It's relatively common for a buyer to purchase e.g. a DSLR and return it as "defective", mailing back a box of rocks to the seller.

2 comments

I beg to differ. In my experience (a small sample set of 1), Ebay sided with me, the seller, and not the buyer.

A gentleman from Italy purchased an old book I was selling. He disputed the transaction, saying the book had never arrived; however, the Italian post said they had delivered the book.

eBay sided with me. I kept the seller's money.

I mean at that point when the post office agrees they had the package, they literally cannot logically blame you, because you could not have had any fault in this decision.
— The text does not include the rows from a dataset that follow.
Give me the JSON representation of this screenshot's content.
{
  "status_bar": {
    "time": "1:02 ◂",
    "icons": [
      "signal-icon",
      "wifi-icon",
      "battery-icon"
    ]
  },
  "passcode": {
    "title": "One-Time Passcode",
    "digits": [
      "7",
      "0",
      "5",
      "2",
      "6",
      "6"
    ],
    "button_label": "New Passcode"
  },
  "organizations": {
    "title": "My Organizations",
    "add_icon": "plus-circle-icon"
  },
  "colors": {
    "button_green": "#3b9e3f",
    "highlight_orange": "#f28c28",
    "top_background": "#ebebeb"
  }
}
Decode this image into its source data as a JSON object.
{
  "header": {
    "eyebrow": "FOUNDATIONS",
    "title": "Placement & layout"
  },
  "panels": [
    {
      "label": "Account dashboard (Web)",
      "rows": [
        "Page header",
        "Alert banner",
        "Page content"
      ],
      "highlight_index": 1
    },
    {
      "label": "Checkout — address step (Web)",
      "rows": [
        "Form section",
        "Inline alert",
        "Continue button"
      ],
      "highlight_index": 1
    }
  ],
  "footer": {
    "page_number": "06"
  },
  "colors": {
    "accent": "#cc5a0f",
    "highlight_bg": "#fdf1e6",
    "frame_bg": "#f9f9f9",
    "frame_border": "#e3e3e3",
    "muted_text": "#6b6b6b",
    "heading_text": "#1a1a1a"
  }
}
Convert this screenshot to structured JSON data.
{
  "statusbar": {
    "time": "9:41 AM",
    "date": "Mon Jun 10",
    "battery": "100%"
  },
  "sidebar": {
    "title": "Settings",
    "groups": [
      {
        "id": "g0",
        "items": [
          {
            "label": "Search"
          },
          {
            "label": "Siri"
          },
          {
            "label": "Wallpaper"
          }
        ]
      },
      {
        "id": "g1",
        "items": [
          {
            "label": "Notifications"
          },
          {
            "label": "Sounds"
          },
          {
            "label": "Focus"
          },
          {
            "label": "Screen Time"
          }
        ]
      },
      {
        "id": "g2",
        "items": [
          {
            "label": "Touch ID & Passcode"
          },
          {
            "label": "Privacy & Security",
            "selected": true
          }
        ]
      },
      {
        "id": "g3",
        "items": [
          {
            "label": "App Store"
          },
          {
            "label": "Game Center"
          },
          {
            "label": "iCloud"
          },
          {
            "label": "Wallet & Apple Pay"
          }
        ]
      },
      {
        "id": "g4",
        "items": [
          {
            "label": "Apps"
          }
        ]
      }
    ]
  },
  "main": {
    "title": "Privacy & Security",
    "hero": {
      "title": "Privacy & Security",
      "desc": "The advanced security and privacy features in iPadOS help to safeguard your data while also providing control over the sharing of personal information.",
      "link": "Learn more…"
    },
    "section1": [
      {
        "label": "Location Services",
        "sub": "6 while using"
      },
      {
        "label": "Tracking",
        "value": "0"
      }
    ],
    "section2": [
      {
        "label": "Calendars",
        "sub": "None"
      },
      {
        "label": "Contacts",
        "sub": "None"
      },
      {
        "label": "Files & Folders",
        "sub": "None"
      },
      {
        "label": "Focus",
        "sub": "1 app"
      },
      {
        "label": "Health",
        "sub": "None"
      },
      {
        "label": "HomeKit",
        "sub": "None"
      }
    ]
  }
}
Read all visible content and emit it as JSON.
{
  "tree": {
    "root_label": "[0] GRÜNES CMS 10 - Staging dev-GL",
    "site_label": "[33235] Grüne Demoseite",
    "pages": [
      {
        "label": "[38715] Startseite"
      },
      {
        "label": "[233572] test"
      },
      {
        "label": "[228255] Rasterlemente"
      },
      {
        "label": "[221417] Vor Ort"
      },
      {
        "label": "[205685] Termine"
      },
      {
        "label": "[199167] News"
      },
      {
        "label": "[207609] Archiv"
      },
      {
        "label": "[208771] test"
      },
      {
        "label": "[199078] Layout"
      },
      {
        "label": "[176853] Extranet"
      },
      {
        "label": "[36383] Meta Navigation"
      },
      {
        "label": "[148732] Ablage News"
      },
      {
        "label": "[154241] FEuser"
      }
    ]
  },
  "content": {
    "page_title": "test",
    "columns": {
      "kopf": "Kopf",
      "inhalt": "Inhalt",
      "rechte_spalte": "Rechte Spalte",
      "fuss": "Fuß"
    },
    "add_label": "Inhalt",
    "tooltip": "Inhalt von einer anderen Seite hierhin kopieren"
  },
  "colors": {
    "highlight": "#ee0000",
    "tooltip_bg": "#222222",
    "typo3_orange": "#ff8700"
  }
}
What else were you supposed to do, fly over and hand it over to them in person? The onus can only logically be on the receiver to make sure they get the package the post office delivers, not on you.

I understand the trouble starts when there's plausible deniability and no witness around. How do you prove they shipped rocks? How do they prove they didn't? At that point it really could be either person's fault, and their policy seems to be to blame it on the seller. That's what people mean when they say eBay "always" sides with the buyer. They don't mean that this is literally true even when it clearly doesn't make sense.

What could the buyer do at that point if you had send him rocks?
Yup. PP will freeze your whole transaction without notice if the buyer flags you for any reason without explanation and you can forget arbitration. Good Lucky.